The recent article on the planned redevelopment of the Liberty Street School property (“Liberty School development faces multiple hurdles”) did, in fact, elicit “a sense of déjà vu,” as noted by Ethan Hartley in his excellent article on public discussion at the Planning Board’s Oct. 23 meeting.

Not long ago, the near demolition of two 19th-century buildings in the Warren Waterfront Historic District galvanized opposition from an energized and diverse group of citizens committed to the preservation and stewardship of the town’s most important asset: its historic buildings and streetscape. This project sought a Comprehensive Permit, a feature of the state’s Low to Moderate Income Housing Act, which streamlines town permitting as an incentive to build much needed affordable housing. Those who crafted this legislation in 1991 could not have envisioned the thoughtless intrusions on historic districts that the fig leaf of “affordability” has occasioned.

Once again, under the banner of the state’s affordable housing law, developers are seeking to introduce into this already-dense streetscape a building at odds with the scale and setting of a predominantly 19th-century residential neighborhood. The new 18-unit condominium would be crowded to the rear of the 1847 Liberty Street School with every square inch of available soil commandeered for the lofty purpose of — you guessed it — parking. While the school building itself would be saved, its historical setting—an inseparable component of its architectural value, would be destroyed.

The inappropriateness of the proposed new building aside, it is worthwhile to consider the history of the school, a remarkable survival and a rare example of the combined efforts of renowned educator Henry Barnard (1809-1900) and Rhode Island architect Thomas A. Tefft (1826-1859).

Amidst a rising sentiment for the professionalization of public education, the RI General Assembly in 1843 hired emerging pedagogue and Connecticut resident Henry Barnard to undertake a survey of the state’s public schoolhouses. This survey took him to every county in the state, from the small number of substantial stone schoolhouses of prosperous Providence and Newport to an endless variety of crude, barely serviceable one-room structures in the rural hinterlands.
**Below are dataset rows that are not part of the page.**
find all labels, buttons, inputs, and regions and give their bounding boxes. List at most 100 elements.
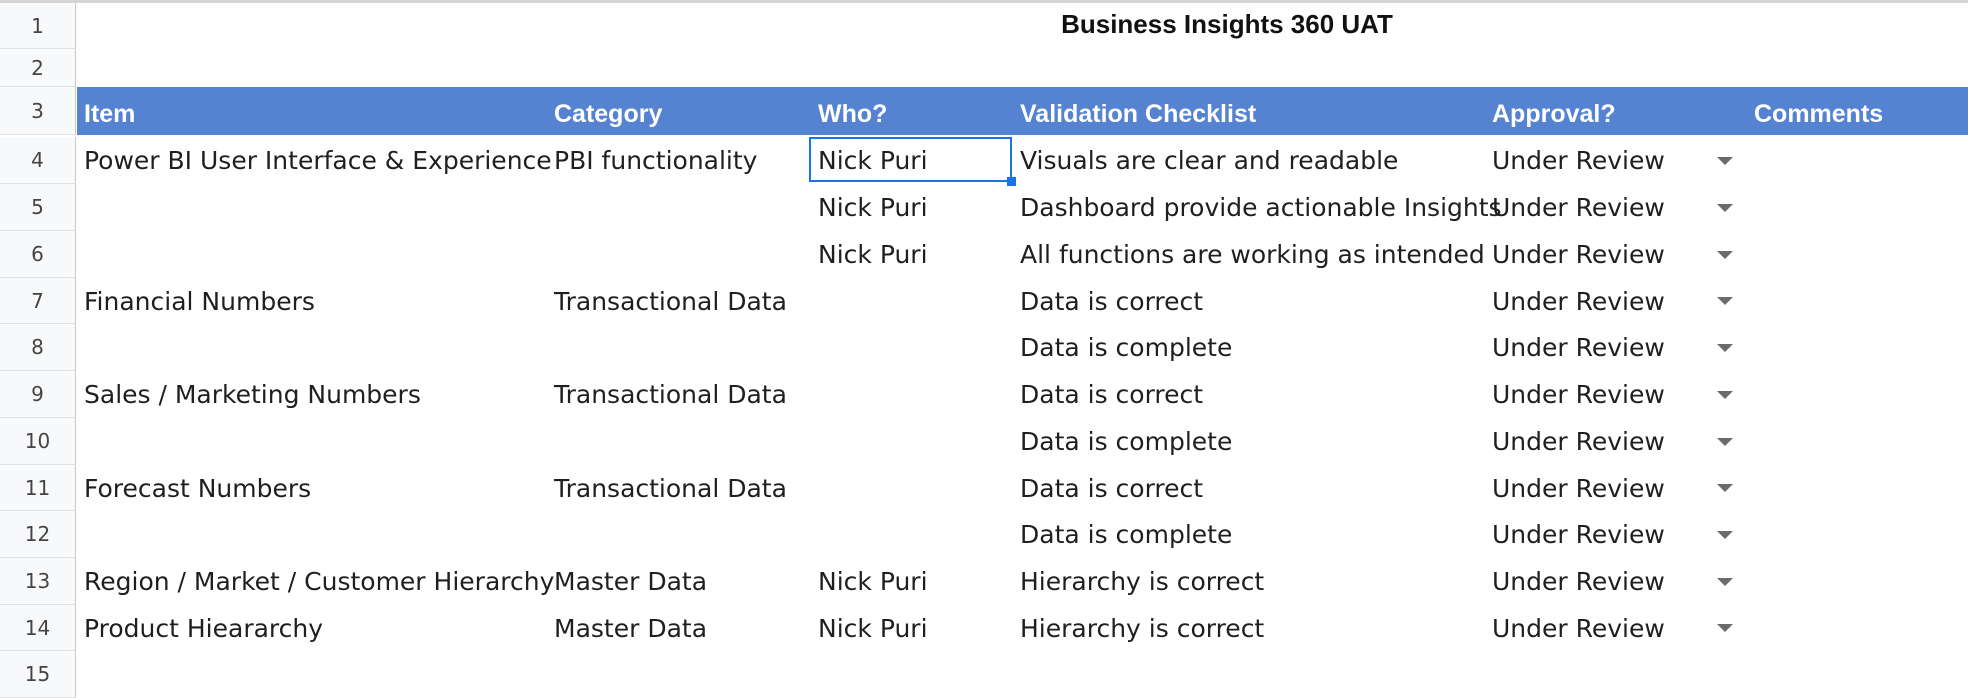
cell-category[interactable] (547, 418, 811, 465)
cell-who[interactable] (811, 371, 1013, 418)
row-number[interactable]: 13 (0, 558, 76, 605)
chevron-down-icon[interactable] (1717, 624, 1733, 632)
cell-approval[interactable]: Under Review (1485, 137, 1747, 184)
cell-category[interactable]: Transactional Data (547, 278, 811, 324)
cell-approval[interactable]: Under Review (1485, 278, 1747, 324)
cell-category[interactable]: Transactional Data (547, 371, 811, 418)
header-approval[interactable]: Approval? (1485, 87, 1747, 135)
header-checklist[interactable]: Validation Checklist (1013, 87, 1485, 135)
cell-item[interactable] (77, 231, 547, 278)
cell-category[interactable]: Transactional Data (547, 465, 811, 511)
cell-comments[interactable] (1747, 137, 1957, 184)
header-category[interactable]: Category (547, 87, 811, 135)
selected-cell[interactable] (809, 137, 1012, 182)
cell-approval[interactable]: Under Review (1485, 465, 1747, 511)
cell-item[interactable] (77, 418, 547, 465)
row-number[interactable]: 3 (0, 87, 76, 135)
cell-category[interactable] (547, 184, 811, 231)
chevron-down-icon[interactable] (1717, 344, 1733, 352)
row-number[interactable]: 1 (0, 3, 76, 49)
chevron-down-icon[interactable] (1717, 484, 1733, 492)
cell-checklist[interactable]: Dashboard provide actionable Insights (1013, 184, 1502, 231)
cell-comments[interactable] (1747, 278, 1957, 324)
cell-comments[interactable] (1747, 418, 1957, 465)
header-comments[interactable]: Comments (1747, 87, 1957, 135)
cell-approval[interactable]: Under Review (1485, 511, 1747, 558)
row-number[interactable]: 4 (0, 137, 76, 184)
cell-comments[interactable] (1747, 558, 1957, 605)
cell-who[interactable] (811, 465, 1013, 511)
cell-approval[interactable]: Under Review (1485, 324, 1747, 371)
cell-comments[interactable] (1747, 511, 1957, 558)
cell-item[interactable] (77, 184, 547, 231)
cell-approval[interactable]: Under Review (1485, 605, 1747, 651)
cell-checklist[interactable]: All functions are working as intended (1013, 231, 1485, 278)
cell-comments[interactable] (1747, 605, 1957, 651)
cell-checklist[interactable]: Data is complete (1013, 511, 1485, 558)
chevron-down-icon[interactable] (1717, 204, 1733, 212)
cell-checklist[interactable]: Data is complete (1013, 418, 1485, 465)
cell-checklist[interactable]: Data is correct (1013, 465, 1485, 511)
cell-who[interactable]: Nick Puri (811, 231, 1013, 278)
cell-comments[interactable] (1747, 371, 1957, 418)
row-number[interactable]: 14 (0, 605, 76, 651)
header-item[interactable]: Item (77, 87, 547, 135)
cell-approval[interactable]: Under Review (1485, 184, 1747, 231)
row-number[interactable]: 15 (0, 651, 76, 698)
cell-item[interactable]: Region / Market / Customer Hierarchy (77, 558, 554, 605)
cell-who[interactable]: Nick Puri (811, 605, 1013, 651)
cell-who[interactable] (811, 418, 1013, 465)
row-number[interactable]: 2 (0, 49, 76, 87)
chevron-down-icon[interactable] (1717, 157, 1733, 165)
sheet-title[interactable]: Business Insights 360 UAT (77, 9, 1968, 40)
cell-checklist[interactable]: Data is correct (1013, 278, 1485, 324)
cell-comments[interactable] (1747, 231, 1957, 278)
cell-checklist[interactable]: Data is complete (1013, 324, 1485, 371)
cell-who[interactable]: Nick Puri (811, 184, 1013, 231)
chevron-down-icon[interactable] (1717, 438, 1733, 446)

When the survey was finished, Barnard submitted a report to the General Assembly mincing no words in his assessment of the state’s public schoolhouses:

"They are, almost universally, exposed to the noise, dust and danger of the highway, unattractive, if not positively repulsive in their external and internal appearance, and built at the least possible expense of materials and labor."

While surveying a small schoolhouse in rural Richmond, Barnard encountered a 17-year-old elementary school teacher named Thomas A. Tefft. To serve as a teacher at age 17 was not unheard of at the time. At this young age, Tefft already showed considerable artistic abilities.

Impressed with the quality of his work, Barnard encouraged Tefft to come to Providence to study architecture at Brown University. Commencing his studies in 1846, he worked as a draftsman for the Providence firm of Tallman and Bucklin to help defray the expense of his education. As Barnard’s protégé, Tefft designed model schoolhouses in a number of Rhode Island communities, several illustrated in the pages of Barnard’s groundbreaking 1848 study, “School Architecture”.

One of the model schools featured among Tefft’s plans and drawings (illustrated in School Architecture) was the public high school built by the Town of Warren, now known as the Liberty Street School. Erected shortly after the publication of Barnard’s innovative study, this was the third public high school built in the state and the only one of the three that survives.

It is worth noting that Tefft sited the school far enough back from Liberty Street to allow an ample front yard comprising a central yard leading to the main entrance flanked by separate boys’ and girls’ schoolyards. The property was thoughtfully landscaped with a well for drinking water next to the school and privies placed at the far corners of the lot. The unlikely and remarkable survival of the town’s first high school—in its original setting—merits considerable recognition for the story it tells of Warren’s social history as well as its significance as a handsome and rare Thomas Tefft-designed building.

After graduation from Brown, Tefft went on to design major works including Providence’s first Union Station (demolished after an 1896 fire) and Central Congregational Church (now the RISD Student Union) before his untimely death in Europe at age 33. Warren is indeed fortunate to have one of his surviving schoolhouses.

Surrendering the historical setting of this important 1847 schoolhouse to accommodate an oversized and ill-conceived condominium shoehorned to the rear of the former schoolyard is the last thing Warren’s Waterfront District needs.

Ned Connors is a Preservation Consultant who resides in Riverside, RI.